[Info-vax] Linux support
David Froble
davef at tsoft-inc.com
Sun Feb 2 09:05:05 EST 2014
Scott Dorsey wrote:
> David Froble <davef at tsoft-inc.com> wrote:
>> Bill Gunshannon wrote:
>>
>>> Probably the
>>> biggest factor in the demise of Alpha was Microsoft dropping
>>> support for it.
>> I don't buy that, because I've always felt that VMS's strength was not
>> on the desktop.
>
> That's the point. If you wanted a desktop machine, you could get an Alpha
> with Windows. if you wanted a server you could get an Alpha with VMS or
> with OSF/1. Take Microsoft out of that equation and you can't sell so many
> Alphas and the economies of scale collapse.
> --scott
>
Another way of saying that is that if there wasn't a desktop niche for
VMS, then there never was such economies of scale. Then Alpha would
have had to prosper with the non-desktop volume.
People wanted cheap, and at the quantities that could be sold, Alpha
wasn't going to be cheap, which caused the quantities to go down even more.
From that perspective, the people at DEC wanted something they were not
going to get. But what's interesting to me is, I feel that the users
who needed VMS systems would have paid whatever it cost, within reason.
I seem to recall seeing customers pay a quarter million or more for a
system, $40,000 disk drives, and such. With today's commodities, what
would an Alpha based system cost, if adequate cost for the CPUs were
used along with the commodity prices for the rest of the system?

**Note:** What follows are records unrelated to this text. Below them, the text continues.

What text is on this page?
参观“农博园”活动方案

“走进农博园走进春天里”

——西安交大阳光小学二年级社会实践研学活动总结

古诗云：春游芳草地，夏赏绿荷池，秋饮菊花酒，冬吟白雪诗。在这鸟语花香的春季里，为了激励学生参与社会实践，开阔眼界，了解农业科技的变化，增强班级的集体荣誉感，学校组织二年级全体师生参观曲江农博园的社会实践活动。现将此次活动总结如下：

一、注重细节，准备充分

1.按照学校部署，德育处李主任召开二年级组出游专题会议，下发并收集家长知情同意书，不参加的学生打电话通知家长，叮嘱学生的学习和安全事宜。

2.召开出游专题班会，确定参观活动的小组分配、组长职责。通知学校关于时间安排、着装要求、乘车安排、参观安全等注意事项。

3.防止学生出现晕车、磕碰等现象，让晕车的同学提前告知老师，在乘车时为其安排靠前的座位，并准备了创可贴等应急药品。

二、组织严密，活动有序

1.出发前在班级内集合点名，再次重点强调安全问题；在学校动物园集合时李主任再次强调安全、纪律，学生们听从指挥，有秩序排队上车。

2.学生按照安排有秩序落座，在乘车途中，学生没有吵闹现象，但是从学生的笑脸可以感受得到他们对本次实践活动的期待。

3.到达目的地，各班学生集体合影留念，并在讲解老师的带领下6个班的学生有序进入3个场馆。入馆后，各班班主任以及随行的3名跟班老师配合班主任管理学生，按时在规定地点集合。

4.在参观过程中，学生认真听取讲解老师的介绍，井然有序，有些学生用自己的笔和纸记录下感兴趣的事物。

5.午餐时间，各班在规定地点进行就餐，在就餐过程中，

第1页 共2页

I'll make the bold statement that those who are still using VMS today
would pay a bit extra for the CPU in order to continue using VMS. Most
wouldn't really have any reasonable other choice. Not that the number
of current users would support, at any reasonable price, continued Alpha
development. Might have been different in the past before so many
stopped using VMS.
I feel that the mistake was feeling that they (DEC) had to compete with
the price of commodity CPUs. IBM doesn't seem to have that same
restriction, and Power still exists.
If DEC had wanted to sell cheap VMS desktops, they should have kept the
N-VAX production line going, churned out super cheap N-VAX CPUs, and
built systems to match. x86 didn't go to 64 bits until long after Alpha
was gone. DEC's failure was in not using what strengths they had. Of
course, in moving into a commodity environment, they would have had to
find another way to support the large number of employees they had.